There’s so much food.
That was the sentiment expressed around the table as the visiting EFL instructors stared at their tacos, fried rice, and stromboli. The lunches consisted of typical UCLA campus fare – Taco Bell, Panda Express, and Sbarro. But some instructors came from cultures where it is rude to leave food on the plate, and they were not prepared for the large portions. An American host explained to them that restaurants in the U.S. give a lot of food, but nobody is offended if it is not finished.
The instructors, from 23 countries, came to take part in cultural exchange and a weeklong series of teacher-training workshops in English language instruction at the UCLA Center for World Languages (CWL), on March 16-24, 2014. The teachers came “to exchange professional insights, experience American culture, and focus on effective language-teaching methodologies, TESOL pedagogy, differentiated teaching, materials analysis, and technology incorporation,” said Claire Chik, assistant director of the CWL.
Rajni Sood Laurent from FHI 360, which administered the workshops, described the teachers as “the best and the brightest” as well as among the most active in their field.
The workshop gave the participants an opportunity to compare and contrast American methodologies with their own programs.
“This after school program, we don’t have this thing,” explained Maissa Mahfouz, a teacher trainer in the Department of Faculty Education at the Lebanese University. “We don’t have something called service learning.”
Just as important, the teacher-trainers were able to collaborate among themselves and learn from each other. This peer exchange was valuable for Georgian teacher Nicholoz Parjanadze, who trains EFL instructors through the English Teacher’s Association of Georgia. “What’s good about this program is that we get in touch with lots of different people. And when I listen to them, I have a clear picture of the status of teaching English in different countries; what could be done; what could be borrowed; what could be shared. So this is a very good opportunity.”
This workshop also was an opportunity for UCLA to engage with talented instructors who are “the top educators in their field” as Andrew Fine from FHI 360 described the participants.

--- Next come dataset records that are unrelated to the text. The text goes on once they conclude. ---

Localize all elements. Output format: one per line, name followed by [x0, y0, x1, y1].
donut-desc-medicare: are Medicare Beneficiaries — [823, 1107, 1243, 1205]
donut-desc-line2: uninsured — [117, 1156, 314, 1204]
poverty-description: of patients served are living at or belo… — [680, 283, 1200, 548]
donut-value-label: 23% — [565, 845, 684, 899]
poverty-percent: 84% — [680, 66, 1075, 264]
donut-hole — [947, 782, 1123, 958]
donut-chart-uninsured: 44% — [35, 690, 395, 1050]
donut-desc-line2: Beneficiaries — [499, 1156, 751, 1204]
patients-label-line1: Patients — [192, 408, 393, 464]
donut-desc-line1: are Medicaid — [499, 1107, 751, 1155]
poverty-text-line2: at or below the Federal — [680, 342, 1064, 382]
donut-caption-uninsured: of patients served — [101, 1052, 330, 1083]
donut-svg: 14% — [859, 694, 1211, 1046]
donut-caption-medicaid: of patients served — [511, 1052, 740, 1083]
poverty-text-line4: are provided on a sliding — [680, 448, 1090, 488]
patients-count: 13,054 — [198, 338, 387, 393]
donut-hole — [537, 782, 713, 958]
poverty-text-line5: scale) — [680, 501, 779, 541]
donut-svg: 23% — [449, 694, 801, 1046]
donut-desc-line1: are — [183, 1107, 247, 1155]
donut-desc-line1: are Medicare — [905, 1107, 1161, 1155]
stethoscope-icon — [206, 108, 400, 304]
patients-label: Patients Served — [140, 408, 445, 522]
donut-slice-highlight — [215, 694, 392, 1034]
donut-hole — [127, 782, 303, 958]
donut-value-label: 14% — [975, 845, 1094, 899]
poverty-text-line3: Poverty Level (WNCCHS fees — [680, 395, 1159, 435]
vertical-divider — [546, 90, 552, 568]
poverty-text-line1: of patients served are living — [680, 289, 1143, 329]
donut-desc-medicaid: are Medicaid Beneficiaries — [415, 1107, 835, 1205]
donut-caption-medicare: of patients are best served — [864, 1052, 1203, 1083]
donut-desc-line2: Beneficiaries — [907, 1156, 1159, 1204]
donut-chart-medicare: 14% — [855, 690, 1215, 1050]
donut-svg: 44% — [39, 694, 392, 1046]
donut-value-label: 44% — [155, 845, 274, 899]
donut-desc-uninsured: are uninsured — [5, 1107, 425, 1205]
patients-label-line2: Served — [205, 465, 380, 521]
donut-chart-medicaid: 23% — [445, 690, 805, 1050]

For some instructors, this program was the first opportunity to visit the United States and experience firsthand American culture.
“This is the first time I’m exposed to the culture that you have here in the U.S.,” said Parjanadze.
The instructors also had a chance to experience parts of Los Angeles -- they strolled along Venice Beach, enjoyed a ballet, cheered at a Laker’s game, and saw other local sights. Some even had a bit of luck: Turkish teacher Asena Cifi was on Hollywood Blvd with her group one night and found herself with free passes to a screening of the film Divergent, a few days before it was officially released.
The participants followed their week at UCLA by attending the 2014 Teachers of English to Speakers of Other Languages (TESOL) convention in Portland, Oregon.
As Chik said, “The participants in this program were an extremely talented and committed group, each one of which was determined to get everything they could out of their trip to America in order to enrich the programs in their countries of origin.”